Abstract
BACKGROUND: Increased circulating pro-inflammatory cytokine levels correlate with mortality in severe alcohol-associated hepatitis (AH), but their kinetics during disease progression or response to treatment remain unexplored.
OBJECTIVE: We longitudinally assessed circulating biomarkers in a severe AH cohort enrolled in a multicenter, double-blind clinical trial.
DESIGN: Eighty-nine patients with severe AH (MELD≥20) from 4 US sites were randomly assigned to treatment with IL-1receptor antagonist (IL-1Ra) + pentoxifylline + zinc (anakinra: 47) or methylprednisolone + placebo (steroid: 42). Plasma levels of 43 indicators of AH pathology (inflammation, bacterial translocation, liver regeneration, tissue remodeling, and cell-activation) were assessed on days 0, 7, 28, 90 and 180 after enrollment, and in 27 healthy controls.

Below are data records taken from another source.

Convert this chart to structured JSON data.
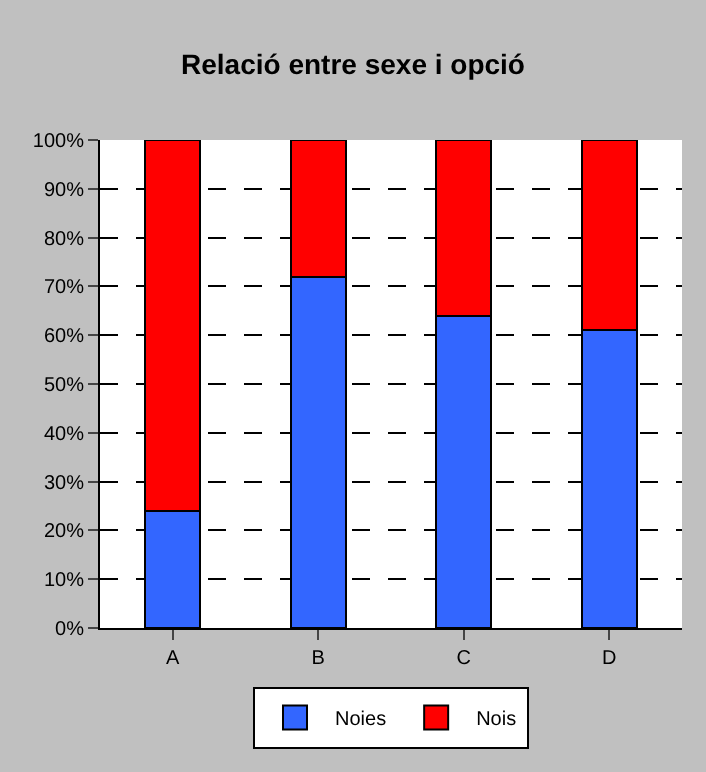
{
  "chart_data": {
    "type": "bar",
    "title": "Relació entre sexe i opció",
    "stacked": true,
    "categories": [
      "A",
      "B",
      "C",
      "D"
    ],
    "series": [
      {
        "name": "Noies",
        "color": "#3366ff",
        "values": [
          24,
          72,
          64,
          61
        ]
      },
      {
        "name": "Nois",
        "color": "#ff0000",
        "values": [
          76,
          28,
          36,
          39
        ]
      }
    ],
    "ylim": [
      0,
      100
    ],
    "yticks": [
      {
        "value": 0,
        "label": "0%"
      },
      {
        "value": 10,
        "label": "10%"
      },
      {
        "value": 20,
        "label": "20%"
      },
      {
        "value": 30,
        "label": "30%"
      },
      {
        "value": 40,
        "label": "40%"
      },
      {
        "value": 50,
        "label": "50%"
      },
      {
        "value": 60,
        "label": "60%"
      },
      {
        "value": 70,
        "label": "70%"
      },
      {
        "value": 80,
        "label": "80%"
      },
      {
        "value": 90,
        "label": "90%"
      },
      {
        "value": 100,
        "label": "100%"
      }
    ],
    "grid": "y",
    "legend": "bottom"
  }
}
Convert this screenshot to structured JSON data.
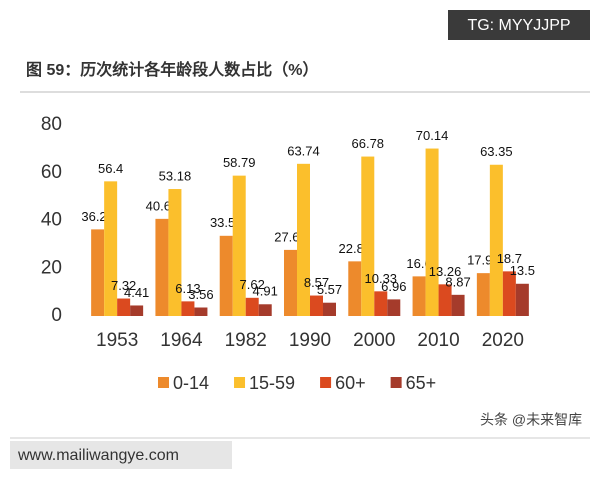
{
  "tag": "TG: MYYJJPP",
  "source_mark": "头条 @未来智库",
  "site": "www.mailiwangye.com",
  "chart_data": {
    "type": "bar",
    "title": "图 59：历次统计各年龄段人数占比（%）",
    "categories": [
      "1953",
      "1964",
      "1982",
      "1990",
      "2000",
      "2010",
      "2020"
    ],
    "series": [
      {
        "name": "0-14",
        "color": "#ed8a2c",
        "values": [
          36.28,
          40.69,
          33.59,
          27.69,
          22.89,
          16.6,
          17.95
        ]
      },
      {
        "name": "15-59",
        "color": "#fbbf2c",
        "values": [
          56.4,
          53.18,
          58.79,
          63.74,
          66.78,
          70.14,
          63.35
        ]
      },
      {
        "name": "60+",
        "color": "#db4a1f",
        "values": [
          7.32,
          6.13,
          7.62,
          8.57,
          10.33,
          13.26,
          18.7
        ]
      },
      {
        "name": "65+",
        "color": "#a53b2b",
        "values": [
          4.41,
          3.56,
          4.91,
          5.57,
          6.96,
          8.87,
          13.5
        ]
      }
    ],
    "ylim": [
      0,
      80
    ],
    "yticks": [
      0,
      20,
      40,
      60,
      80
    ],
    "grid": false,
    "legend": "bottom"
  }
}
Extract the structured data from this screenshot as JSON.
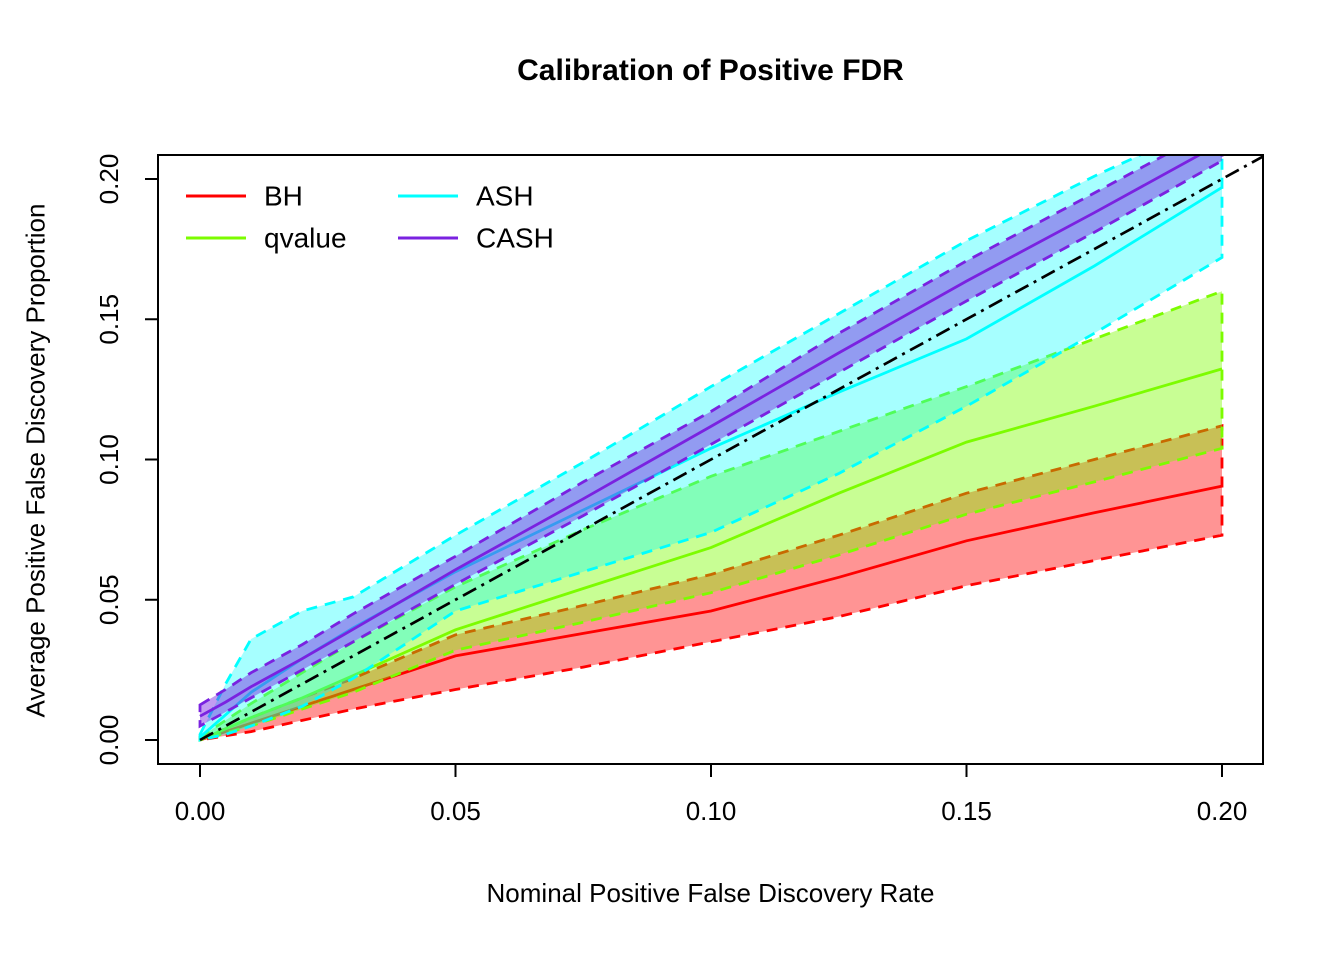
{
  "chart_data": {
    "type": "line",
    "title": "Calibration of Positive FDR",
    "xlabel": "Nominal Positive False Discovery Rate",
    "ylabel": "Average Positive False Discovery Proportion",
    "xlim": [
      0,
      0.2
    ],
    "ylim": [
      0,
      0.2
    ],
    "x_ticks": [
      "0.00",
      "0.05",
      "0.10",
      "0.15",
      "0.20"
    ],
    "x_tick_values": [
      0,
      0.05,
      0.1,
      0.15,
      0.2
    ],
    "y_ticks": [
      "0.00",
      "0.05",
      "0.10",
      "0.15",
      "0.20"
    ],
    "y_tick_values": [
      0,
      0.05,
      0.1,
      0.15,
      0.2
    ],
    "grid": false,
    "legend_position": "top-left",
    "reference_line": {
      "name": "identity-diagonal",
      "style": "dash-dot",
      "color": "#000000",
      "from": [
        0,
        0
      ],
      "to": [
        0.209,
        0.209
      ]
    },
    "x": [
      0,
      0.005,
      0.01,
      0.02,
      0.03,
      0.05,
      0.075,
      0.1,
      0.125,
      0.15,
      0.175,
      0.2
    ],
    "series": [
      {
        "name": "BH",
        "color": "#FF0000",
        "fill_opacity": 0.42,
        "band_style": "dashed",
        "lower": [
          0,
          0.0015,
          0.003,
          0.007,
          0.011,
          0.018,
          0.026,
          0.035,
          0.044,
          0.055,
          0.064,
          0.073
        ],
        "center": [
          0,
          0.003,
          0.006,
          0.012,
          0.018,
          0.03,
          0.038,
          0.046,
          0.058,
          0.071,
          0.081,
          0.0905
        ],
        "upper": [
          0.001,
          0.004,
          0.008,
          0.015,
          0.022,
          0.0375,
          0.048,
          0.059,
          0.073,
          0.088,
          0.1,
          0.112
        ]
      },
      {
        "name": "qvalue",
        "color": "#7CFC00",
        "fill_opacity": 0.42,
        "band_style": "dashed",
        "lower": [
          0,
          0.0025,
          0.005,
          0.011,
          0.017,
          0.032,
          0.042,
          0.0525,
          0.066,
          0.0805,
          0.092,
          0.104
        ],
        "center": [
          0,
          0.004,
          0.008,
          0.015,
          0.023,
          0.0393,
          0.054,
          0.0686,
          0.088,
          0.1062,
          0.119,
          0.1323
        ],
        "upper": [
          0.001,
          0.007,
          0.013,
          0.024,
          0.035,
          0.0546,
          0.075,
          0.094,
          0.11,
          0.126,
          0.143,
          0.16
        ]
      },
      {
        "name": "ASH",
        "color": "#00FFFF",
        "fill_opacity": 0.35,
        "band_style": "dashed",
        "lower": [
          0,
          0.002,
          0.005,
          0.012,
          0.022,
          0.046,
          0.06,
          0.074,
          0.095,
          0.119,
          0.145,
          0.172
        ],
        "center": [
          0.001,
          0.009,
          0.017,
          0.029,
          0.04,
          0.06,
          0.082,
          0.104,
          0.124,
          0.143,
          0.169,
          0.197
        ],
        "upper": [
          0.002,
          0.02,
          0.036,
          0.046,
          0.051,
          0.073,
          0.099,
          0.126,
          0.152,
          0.178,
          0.201,
          0.222
        ]
      },
      {
        "name": "CASH",
        "color": "#7A22E0",
        "fill_opacity": 0.45,
        "band_style": "dashed",
        "lower": [
          0.005,
          0.01,
          0.015,
          0.025,
          0.035,
          0.0555,
          0.08,
          0.1054,
          0.131,
          0.1565,
          0.181,
          0.2065
        ],
        "center": [
          0.0085,
          0.0135,
          0.019,
          0.029,
          0.0395,
          0.0607,
          0.086,
          0.1118,
          0.138,
          0.1636,
          0.188,
          0.213
        ],
        "upper": [
          0.0125,
          0.018,
          0.024,
          0.034,
          0.045,
          0.0655,
          0.092,
          0.1171,
          0.145,
          0.1708,
          0.195,
          0.2195
        ]
      }
    ],
    "legend": {
      "entries": [
        {
          "label": "BH",
          "color": "#FF0000"
        },
        {
          "label": "qvalue",
          "color": "#7CFC00"
        },
        {
          "label": "ASH",
          "color": "#00FFFF"
        },
        {
          "label": "CASH",
          "color": "#7A22E0"
        }
      ]
    }
  }
}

RESULTS: Baseline characteristics and cytokine levels were similar between treatment groups but significantly different compared to healthy controls. Consistent with anakinra administration, day 7 IL-1Ra levels were significantly increased in the anakinra group accompanied by elevated levels of several other cytokines. IL-1β levels were increased in the steroid group on day 28. Strong correlations were observed between IL-1α and IL-17A as well as IL-1β and IL-13 both prior to and during treatment. Although the dysregulated biomarkers demonstrated improving trends in survivors, most did not normalize by day 180. Markers associated with 90-day mortality were distinct between the treatment groups with few exceptions (IL-13-absolute level; Sonic hedgehog and sTNFR-1-level change).
CONCLUSIONS: Circulating cytokine and immune biomarkers dynamically change in AH during treatment, disease progression and/or resolution. Our results highlight the importance of treatment-specific biomarkers in future clinical trials.